1.4. Обогатившись сведениями, приобретенными в ходе этого странствия через этнологию, историю искусства или стилей и логическую онтологию, вы наконец окунаетесь в свой корпус, чтобы извлечь из него модель, воплощенное подтверждение вашей теории, ее парадигму. И вынимаете оттуда пис суар – ну да, писсуар. Этот писсуар переименован в «Фонтан», подписан Р. Маттом, хотя известно, что его реальным автором является признанный художник по имени Марсель Дюшан, и благоговейно хранится в музее под именем произведения искусства, как предмет достояния. Причем его смысл, как кажется, сводится к символизации самой этой символической ценности, которую слово «искусство» придает предметам обмена, будь то языковой, экономический, ритуальный или тратовый обмен. Писсуар Дюшана выявляет магическую власть слова «искусство» куда лучше любого другого предмета достояния; он куда лучше всякого другого произведения свидетельствует о почти нахальной свободе по отношению к истории стилей, которая позволяет ему итожить и увенчивать эту историю, ничем, судя по всему, не будучи ей обязанным; а главное, он куда точнее других иллюстрирует неопределимость, открытость и незавершенность понятия искусства – или его солипсическую самозащиту вкупе с причастностью к универсальной тавтологии. К тому же он является эмблемой теории искусства как перформативного учреждения. В самом деле, он принимает – или развенчивает – все теории искусства, поскольку для всех них является контрпримером и пересекает все «возможные миры» как некая абсолютно автономная монада. Этот писсуар не имеет ничего общего ни с одной из бесчисленных вещей, носящих звание искусства, если не считать того, что, как и они, он тоже зовется искусством. И ничто не отличает его от всякого писсуара, неискусства, за исключением, опять-таки, звания искусства. Короче говоря, он позволяет выдвинуть неопровержимое доказательство автономии искусства в блистательной форме номиналистской онтологии.

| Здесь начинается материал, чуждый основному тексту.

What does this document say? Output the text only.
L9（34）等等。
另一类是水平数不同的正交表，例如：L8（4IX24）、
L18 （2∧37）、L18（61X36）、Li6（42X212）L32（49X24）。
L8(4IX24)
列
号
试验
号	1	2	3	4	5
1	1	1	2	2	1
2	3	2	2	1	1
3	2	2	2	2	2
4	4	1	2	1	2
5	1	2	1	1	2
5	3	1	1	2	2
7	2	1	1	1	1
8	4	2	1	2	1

Если, когда вы дошли до этой ступени, ироничность и язвительность этого писсуара – реди-мейда, отсутствие свободы в этой обнесенной тавтологической стеной автономии, смехотворность или безвкусие предмета искусства, который превращает неизвестно что в парадигматическую модель универсального, ужас при виде стилистического достояния, коллекция которого завершается столь вульгарной вещью, – если все это еще не заронило в вас подозрение по поводу адекватности вашей теории, то, несомненно, потому, что вы прилетели с планеты Марс. Или же, прикрываясь научной объективностью, вы демонстрируете напускную непринужденность марсианского наблюдателя, тогда как на самом деле вы либо слепой идеалист, либо закоренелый циник. Если же, наоборот, вы чувствуете себя задетым иронией реди-мейда, если его язвительность пошатнула-таки ваш марсианский этноцентризм, самоуверенность историка искусства или веру в логическую рациональность, это значит, что автономия искусства уже не вызывает у вас доверия, тем более что в свете упомянутого подозрения она предстает как обыкновенный самообман, а в свете упомянутого ужаса – как экспроприация чего-то по праву вашего. Ведь, в конце концов, дело касается нашей культуры, а не абстрактного порога природа/культура, нашей истории, а не истории некой сущности, нашей речевой перформативности, а не просто некоего определения, определяющего само себя. Бесстрастие наблюдателя, отстраненность этнолога, высокомерие историка, нейтральность логика неуместны, когда под вопросом смысл искусства и когда ваше заключение его не обнаруживает. Все нужно начать сначала.